La Genesi (cap. V, 2) dice chiaramente che Dio ha creato l’uomo maschio e femmina, e “gli ha dato il nome di Adam.” Vale a dire, quella gente si chiamava Ad–ami, la gente di “Ad”, o Atlantide.

“L’autore del Libro della Genesi”, dice Schœbel, “parlando di uomini che erano stati inghiottiti dal diluvio, li chiama sempre ‘Haadam’, ‘umanità Adamita’”. La razza di Caino visse e si moltiplicò lontano dalla terra di Seth, in altre parole, lontano dal paese distrutto dal diluvio.
Giuseppe Flavio, che ci dà la primitiva tradizione degli ebrei, dice (cap. II, p. 42) che “Caino viaggiò per molti paesi”, prima di arrivare nella terra di Nod.

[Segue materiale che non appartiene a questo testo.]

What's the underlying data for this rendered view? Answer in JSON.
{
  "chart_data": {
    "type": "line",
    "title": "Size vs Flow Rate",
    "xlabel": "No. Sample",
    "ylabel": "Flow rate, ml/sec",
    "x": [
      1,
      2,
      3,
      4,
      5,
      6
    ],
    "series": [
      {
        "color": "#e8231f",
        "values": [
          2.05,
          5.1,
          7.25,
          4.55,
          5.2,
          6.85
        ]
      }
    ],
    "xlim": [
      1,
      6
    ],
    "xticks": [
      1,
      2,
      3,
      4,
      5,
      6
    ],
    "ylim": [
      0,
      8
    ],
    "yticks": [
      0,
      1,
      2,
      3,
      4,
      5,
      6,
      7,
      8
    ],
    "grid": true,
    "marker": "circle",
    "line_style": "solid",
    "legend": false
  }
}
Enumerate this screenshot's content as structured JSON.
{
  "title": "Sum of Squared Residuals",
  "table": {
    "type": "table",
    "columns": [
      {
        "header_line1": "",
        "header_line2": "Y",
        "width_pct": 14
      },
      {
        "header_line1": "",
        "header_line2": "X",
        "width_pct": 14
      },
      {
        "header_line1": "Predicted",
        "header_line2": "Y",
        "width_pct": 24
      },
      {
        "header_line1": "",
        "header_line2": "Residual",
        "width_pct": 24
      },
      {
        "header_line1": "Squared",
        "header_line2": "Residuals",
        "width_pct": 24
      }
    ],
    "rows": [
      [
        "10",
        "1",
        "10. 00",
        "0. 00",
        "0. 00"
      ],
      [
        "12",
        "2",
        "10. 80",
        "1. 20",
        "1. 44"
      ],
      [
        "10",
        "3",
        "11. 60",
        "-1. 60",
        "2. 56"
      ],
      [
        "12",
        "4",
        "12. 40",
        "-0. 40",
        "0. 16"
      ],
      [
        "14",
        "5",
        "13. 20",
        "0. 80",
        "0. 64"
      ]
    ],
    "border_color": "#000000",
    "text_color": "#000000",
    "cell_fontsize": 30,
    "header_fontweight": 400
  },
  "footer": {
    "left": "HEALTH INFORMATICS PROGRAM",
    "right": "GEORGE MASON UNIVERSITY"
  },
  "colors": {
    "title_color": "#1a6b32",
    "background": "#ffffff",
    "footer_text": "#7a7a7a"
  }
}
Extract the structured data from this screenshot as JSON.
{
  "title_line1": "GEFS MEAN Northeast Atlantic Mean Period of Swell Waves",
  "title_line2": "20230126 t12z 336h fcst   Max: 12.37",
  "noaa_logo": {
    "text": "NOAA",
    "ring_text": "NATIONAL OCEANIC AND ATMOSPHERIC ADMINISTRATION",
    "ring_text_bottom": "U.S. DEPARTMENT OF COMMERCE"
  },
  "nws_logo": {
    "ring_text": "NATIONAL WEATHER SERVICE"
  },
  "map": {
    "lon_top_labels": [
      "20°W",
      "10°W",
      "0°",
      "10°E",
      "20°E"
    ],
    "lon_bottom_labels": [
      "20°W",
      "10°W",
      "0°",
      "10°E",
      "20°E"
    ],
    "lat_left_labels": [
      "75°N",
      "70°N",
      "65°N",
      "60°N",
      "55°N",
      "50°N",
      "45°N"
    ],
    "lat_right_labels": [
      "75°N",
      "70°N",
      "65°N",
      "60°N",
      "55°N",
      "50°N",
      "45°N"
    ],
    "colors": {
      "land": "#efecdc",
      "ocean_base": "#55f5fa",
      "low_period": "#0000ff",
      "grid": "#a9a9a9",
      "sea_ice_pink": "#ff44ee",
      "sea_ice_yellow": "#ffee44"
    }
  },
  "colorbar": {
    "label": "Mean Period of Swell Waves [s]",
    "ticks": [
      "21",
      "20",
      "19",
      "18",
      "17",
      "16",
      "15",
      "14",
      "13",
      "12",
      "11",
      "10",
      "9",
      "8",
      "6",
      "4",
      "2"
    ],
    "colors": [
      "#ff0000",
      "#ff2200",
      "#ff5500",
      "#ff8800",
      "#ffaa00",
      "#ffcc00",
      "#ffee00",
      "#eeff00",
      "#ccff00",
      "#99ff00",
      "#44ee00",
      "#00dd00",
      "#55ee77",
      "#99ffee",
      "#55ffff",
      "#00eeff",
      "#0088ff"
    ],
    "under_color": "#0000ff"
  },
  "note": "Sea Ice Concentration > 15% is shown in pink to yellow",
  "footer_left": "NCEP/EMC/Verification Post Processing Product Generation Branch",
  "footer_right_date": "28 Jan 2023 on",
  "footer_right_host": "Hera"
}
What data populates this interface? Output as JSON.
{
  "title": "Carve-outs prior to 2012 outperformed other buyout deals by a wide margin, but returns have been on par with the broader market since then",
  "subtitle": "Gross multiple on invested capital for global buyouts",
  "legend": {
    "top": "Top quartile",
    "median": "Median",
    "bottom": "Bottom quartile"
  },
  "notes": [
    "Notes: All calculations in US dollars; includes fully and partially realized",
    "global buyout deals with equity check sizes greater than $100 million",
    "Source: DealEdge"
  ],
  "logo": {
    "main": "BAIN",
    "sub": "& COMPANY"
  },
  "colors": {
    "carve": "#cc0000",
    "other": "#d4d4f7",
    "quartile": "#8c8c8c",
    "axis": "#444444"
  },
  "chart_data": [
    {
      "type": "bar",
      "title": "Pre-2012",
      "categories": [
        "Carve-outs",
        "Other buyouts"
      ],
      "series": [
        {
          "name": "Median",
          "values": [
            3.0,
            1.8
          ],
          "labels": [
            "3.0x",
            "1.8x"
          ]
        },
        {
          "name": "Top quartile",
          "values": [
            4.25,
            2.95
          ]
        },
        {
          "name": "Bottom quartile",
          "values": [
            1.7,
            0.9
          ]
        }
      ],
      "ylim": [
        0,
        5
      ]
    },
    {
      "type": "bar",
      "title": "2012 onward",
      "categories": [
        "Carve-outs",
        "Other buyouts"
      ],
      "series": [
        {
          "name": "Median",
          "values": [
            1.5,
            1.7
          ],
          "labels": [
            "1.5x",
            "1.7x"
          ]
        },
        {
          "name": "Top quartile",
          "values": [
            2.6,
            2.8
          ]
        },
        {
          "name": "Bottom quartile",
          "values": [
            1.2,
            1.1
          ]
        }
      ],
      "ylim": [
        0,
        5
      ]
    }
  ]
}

La Bibbia non dice che la razza di Caino perì nel diluvio. “Caino si allontanò dalla presenza del Signore”, non chiamò il suo nome, le persone che furono distrutte erano i “figli di Geova”. Tutto questo indica che colonie di grandi dimensioni erano state inviate dalla madrepatria, prima che affondasse nel mare.

Si trovano così i figli di Ad alla base di tutte le razze più antiche di uomini, cioè gli Ebrei, gli Arabi, i Caldei, gli Indù, i Persiani, gli Egizi, gli Etiopi; testimonianza che tutte queste razze facessero riferimento per le loro origini ad un vago ricordo di Ad–lantis.